Fábulas: # O Falecimento da Estátua Viva

Por força do matraquear anônimo que levou à baila pública a notícia de que aquela determinada estátua viva havia morrido, exatamente aquela que na praça do coreto e ao lado do chafariz simulava ela própria um querubim a despejar água na fonte dos prazeres, enfim, soube-se que a estátua viva de torso prateado e semi-nua e com um dos pezinhos suspensos ao vento na pose barroca de algum anjo alado-gorducho a apontar o beiço como quem implora ao céu um beijo estalado, ela mesma, enfim, a estatua viva, já não mais vivia.

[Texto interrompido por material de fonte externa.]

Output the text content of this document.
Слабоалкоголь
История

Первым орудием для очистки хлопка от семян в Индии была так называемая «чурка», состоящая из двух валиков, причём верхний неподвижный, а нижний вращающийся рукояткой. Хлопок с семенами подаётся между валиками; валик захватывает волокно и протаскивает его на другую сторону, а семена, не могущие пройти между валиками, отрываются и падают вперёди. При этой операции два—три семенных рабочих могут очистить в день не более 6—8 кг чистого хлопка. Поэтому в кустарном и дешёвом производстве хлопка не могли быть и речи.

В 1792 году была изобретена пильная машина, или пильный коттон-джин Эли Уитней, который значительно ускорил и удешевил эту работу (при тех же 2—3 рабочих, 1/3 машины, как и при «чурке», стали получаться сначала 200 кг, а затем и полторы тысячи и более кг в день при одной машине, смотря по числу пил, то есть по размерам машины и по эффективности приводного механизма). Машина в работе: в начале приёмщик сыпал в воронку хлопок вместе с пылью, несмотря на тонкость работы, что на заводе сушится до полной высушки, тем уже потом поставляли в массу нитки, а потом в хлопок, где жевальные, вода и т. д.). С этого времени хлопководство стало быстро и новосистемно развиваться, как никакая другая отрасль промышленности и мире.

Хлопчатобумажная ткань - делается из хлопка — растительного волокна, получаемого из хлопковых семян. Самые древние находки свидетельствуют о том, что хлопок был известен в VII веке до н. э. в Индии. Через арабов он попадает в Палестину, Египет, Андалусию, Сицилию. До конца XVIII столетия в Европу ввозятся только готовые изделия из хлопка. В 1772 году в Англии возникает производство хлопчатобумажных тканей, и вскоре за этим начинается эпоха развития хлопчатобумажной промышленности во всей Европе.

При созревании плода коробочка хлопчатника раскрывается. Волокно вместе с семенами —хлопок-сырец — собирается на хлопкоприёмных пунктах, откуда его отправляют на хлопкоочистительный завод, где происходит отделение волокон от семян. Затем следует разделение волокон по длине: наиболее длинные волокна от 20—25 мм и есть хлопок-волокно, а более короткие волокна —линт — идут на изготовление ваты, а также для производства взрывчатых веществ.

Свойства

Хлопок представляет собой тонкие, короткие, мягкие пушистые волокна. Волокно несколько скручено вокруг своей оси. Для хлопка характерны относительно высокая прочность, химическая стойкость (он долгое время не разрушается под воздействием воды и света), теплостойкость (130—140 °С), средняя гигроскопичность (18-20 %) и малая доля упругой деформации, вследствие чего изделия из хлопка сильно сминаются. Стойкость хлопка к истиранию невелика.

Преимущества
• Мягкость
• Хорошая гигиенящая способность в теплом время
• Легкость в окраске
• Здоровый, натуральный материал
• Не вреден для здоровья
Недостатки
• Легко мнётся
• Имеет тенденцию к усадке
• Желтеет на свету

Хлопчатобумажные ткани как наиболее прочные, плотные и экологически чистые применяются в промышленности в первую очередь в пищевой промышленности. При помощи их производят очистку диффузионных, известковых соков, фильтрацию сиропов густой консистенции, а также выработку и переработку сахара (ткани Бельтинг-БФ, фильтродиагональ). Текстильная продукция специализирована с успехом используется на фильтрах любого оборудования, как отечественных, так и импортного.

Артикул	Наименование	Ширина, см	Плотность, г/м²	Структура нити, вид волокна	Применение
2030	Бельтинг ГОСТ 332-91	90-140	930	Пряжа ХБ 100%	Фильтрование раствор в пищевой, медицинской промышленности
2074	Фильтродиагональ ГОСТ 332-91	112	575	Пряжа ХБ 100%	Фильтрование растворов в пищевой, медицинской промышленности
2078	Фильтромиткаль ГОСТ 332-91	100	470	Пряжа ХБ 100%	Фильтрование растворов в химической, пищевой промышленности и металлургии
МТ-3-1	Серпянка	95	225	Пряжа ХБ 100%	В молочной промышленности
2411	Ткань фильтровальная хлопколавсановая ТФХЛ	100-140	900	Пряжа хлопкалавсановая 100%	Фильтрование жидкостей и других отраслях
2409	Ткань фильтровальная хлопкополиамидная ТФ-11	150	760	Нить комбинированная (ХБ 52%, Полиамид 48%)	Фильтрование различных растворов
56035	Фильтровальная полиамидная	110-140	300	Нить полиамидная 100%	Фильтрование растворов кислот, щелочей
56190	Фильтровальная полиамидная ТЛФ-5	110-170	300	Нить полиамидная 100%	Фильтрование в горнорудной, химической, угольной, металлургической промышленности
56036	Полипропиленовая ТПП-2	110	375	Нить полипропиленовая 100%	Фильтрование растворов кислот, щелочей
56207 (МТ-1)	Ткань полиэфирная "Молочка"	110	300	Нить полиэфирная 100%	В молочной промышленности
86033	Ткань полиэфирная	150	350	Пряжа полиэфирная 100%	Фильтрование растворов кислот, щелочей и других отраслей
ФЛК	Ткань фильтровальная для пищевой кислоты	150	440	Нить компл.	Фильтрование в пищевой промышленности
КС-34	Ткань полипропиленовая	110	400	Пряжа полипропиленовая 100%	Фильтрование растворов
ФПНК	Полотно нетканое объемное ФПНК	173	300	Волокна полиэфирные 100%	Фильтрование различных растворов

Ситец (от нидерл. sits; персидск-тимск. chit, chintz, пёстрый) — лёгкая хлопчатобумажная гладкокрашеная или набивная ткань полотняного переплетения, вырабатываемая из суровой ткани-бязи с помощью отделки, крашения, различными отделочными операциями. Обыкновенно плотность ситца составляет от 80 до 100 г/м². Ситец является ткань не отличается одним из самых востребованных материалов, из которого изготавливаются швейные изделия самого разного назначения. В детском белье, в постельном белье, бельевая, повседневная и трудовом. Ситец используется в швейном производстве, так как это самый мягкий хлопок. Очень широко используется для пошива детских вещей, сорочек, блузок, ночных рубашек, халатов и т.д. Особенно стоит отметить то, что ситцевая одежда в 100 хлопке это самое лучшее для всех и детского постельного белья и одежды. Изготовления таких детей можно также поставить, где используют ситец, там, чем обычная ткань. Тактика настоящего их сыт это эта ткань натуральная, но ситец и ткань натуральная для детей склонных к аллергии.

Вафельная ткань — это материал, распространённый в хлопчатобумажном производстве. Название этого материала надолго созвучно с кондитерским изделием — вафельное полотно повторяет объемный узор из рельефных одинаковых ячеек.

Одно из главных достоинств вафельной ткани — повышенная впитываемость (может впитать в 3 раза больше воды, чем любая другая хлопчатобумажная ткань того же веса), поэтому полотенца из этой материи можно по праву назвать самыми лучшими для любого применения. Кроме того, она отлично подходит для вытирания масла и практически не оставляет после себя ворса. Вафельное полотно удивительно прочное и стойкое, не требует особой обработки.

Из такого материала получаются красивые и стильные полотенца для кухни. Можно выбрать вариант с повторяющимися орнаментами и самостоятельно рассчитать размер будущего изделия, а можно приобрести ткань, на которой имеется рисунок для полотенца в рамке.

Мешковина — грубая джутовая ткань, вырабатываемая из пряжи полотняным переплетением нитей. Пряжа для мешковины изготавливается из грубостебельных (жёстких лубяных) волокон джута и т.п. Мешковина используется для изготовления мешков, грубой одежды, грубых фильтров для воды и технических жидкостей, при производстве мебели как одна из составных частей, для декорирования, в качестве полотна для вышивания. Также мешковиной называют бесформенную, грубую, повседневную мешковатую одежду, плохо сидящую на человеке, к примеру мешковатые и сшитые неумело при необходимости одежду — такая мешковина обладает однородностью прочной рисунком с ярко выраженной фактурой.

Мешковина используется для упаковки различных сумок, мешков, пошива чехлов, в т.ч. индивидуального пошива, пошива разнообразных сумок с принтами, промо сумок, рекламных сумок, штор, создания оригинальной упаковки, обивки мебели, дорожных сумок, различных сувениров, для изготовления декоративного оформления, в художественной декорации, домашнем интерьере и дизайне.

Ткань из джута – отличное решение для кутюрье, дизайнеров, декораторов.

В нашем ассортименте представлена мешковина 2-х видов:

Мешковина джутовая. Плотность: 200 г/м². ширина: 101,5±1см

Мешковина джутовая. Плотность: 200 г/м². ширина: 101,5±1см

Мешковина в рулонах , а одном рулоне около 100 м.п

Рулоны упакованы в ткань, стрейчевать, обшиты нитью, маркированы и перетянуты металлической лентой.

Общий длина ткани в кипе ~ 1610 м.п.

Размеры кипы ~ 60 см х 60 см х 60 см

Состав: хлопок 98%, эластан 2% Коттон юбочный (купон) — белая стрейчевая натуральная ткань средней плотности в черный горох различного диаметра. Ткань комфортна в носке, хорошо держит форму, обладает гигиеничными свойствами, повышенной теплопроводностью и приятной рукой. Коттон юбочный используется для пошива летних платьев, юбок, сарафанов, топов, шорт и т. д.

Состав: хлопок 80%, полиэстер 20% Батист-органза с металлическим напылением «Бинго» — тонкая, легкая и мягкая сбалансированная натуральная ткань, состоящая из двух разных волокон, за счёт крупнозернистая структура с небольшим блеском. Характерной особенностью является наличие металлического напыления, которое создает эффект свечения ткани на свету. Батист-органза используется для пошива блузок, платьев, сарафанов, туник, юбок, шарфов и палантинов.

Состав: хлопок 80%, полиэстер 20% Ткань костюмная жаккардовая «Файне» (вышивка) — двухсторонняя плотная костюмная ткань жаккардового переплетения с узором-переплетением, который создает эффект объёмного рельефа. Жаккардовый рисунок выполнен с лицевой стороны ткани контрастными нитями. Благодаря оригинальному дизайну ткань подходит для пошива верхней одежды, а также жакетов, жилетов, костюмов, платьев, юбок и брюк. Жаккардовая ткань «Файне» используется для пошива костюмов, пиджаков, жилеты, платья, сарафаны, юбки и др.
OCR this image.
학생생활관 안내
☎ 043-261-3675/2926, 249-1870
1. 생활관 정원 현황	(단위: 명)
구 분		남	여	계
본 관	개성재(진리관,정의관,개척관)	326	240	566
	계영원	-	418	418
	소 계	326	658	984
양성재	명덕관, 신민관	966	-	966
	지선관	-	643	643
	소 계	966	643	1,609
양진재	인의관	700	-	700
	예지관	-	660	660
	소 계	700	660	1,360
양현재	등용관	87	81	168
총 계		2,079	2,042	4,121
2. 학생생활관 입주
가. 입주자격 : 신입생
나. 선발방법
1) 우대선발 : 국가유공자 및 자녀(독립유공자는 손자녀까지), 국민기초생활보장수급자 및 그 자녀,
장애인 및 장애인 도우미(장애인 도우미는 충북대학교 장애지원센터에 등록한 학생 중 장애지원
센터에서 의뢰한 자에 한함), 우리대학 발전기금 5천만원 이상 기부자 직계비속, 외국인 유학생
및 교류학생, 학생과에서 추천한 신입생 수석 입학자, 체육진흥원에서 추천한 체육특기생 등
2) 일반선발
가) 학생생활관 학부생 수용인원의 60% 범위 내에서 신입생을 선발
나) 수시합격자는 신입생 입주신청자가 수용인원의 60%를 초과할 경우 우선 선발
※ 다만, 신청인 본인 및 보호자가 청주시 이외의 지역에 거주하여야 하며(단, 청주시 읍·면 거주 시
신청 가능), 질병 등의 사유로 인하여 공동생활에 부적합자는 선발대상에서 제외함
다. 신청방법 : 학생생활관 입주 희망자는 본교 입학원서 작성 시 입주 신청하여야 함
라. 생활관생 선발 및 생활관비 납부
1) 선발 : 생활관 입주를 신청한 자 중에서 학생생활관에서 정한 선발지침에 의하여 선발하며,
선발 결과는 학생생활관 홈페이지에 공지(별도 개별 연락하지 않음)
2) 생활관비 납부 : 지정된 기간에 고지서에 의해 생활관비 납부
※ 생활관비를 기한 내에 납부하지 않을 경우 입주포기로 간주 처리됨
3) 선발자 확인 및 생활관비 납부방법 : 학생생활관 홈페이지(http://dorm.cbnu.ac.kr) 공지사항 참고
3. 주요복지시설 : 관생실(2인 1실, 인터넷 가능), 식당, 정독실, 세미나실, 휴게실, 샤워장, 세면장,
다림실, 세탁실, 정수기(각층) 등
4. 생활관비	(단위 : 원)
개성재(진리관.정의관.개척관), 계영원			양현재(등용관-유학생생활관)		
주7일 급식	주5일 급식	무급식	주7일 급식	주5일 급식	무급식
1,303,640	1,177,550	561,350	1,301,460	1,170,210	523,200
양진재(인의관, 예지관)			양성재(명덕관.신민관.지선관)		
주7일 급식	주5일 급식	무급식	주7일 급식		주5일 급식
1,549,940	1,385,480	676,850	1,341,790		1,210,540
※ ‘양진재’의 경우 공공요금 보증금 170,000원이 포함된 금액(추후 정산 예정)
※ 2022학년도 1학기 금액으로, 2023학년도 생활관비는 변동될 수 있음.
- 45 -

Porém, acostumada a engessar em vida, coube ganhar da morte a rigidez de outrora, ou melhor, dobrada, e dessa vez ainda mais impressionante, porque, enfim, se é hábito de quem vive desmanchar-se sem rigor algum, espera-se do defunto um desleixo de exponencial habilidade, desmilinguindo o esqueleto para nunca mais tê-lo de pé, coisa que não aconteceu, ao menos não com aquela estátua viva, que agora estátua morta, enfim, preservava a placidez de um bloco firme de mármore, e toda ela lapidada na expressão perfeita e imutável dos querubins talhados com esmero, coisa só comparável ao David de Michelangelo que, enfim, não se sabia se antes de ser estátua morta era, de fato, um David vivo, o que se sabe, ou se soube, é que, advento do bulício geral, uma enormidade de afluxo de gentes foram conferir a recém falecida estátua viva, agora muito mais visitada do que quando, enfim, de fato vivia, havendo passado anos até o presente dia sem que um único tônus muscular fosse desmanchado em função da eternidade imposta, período em que, nota-se, não faltaram romarias dos quatro cantos do planeta a celebrar a maravilhosa estátua que antes vivia, e que, hoje, enfim e por fim, e para sempre, condenada estará à celebridade imutável dos blocos rijos de matéria bruta.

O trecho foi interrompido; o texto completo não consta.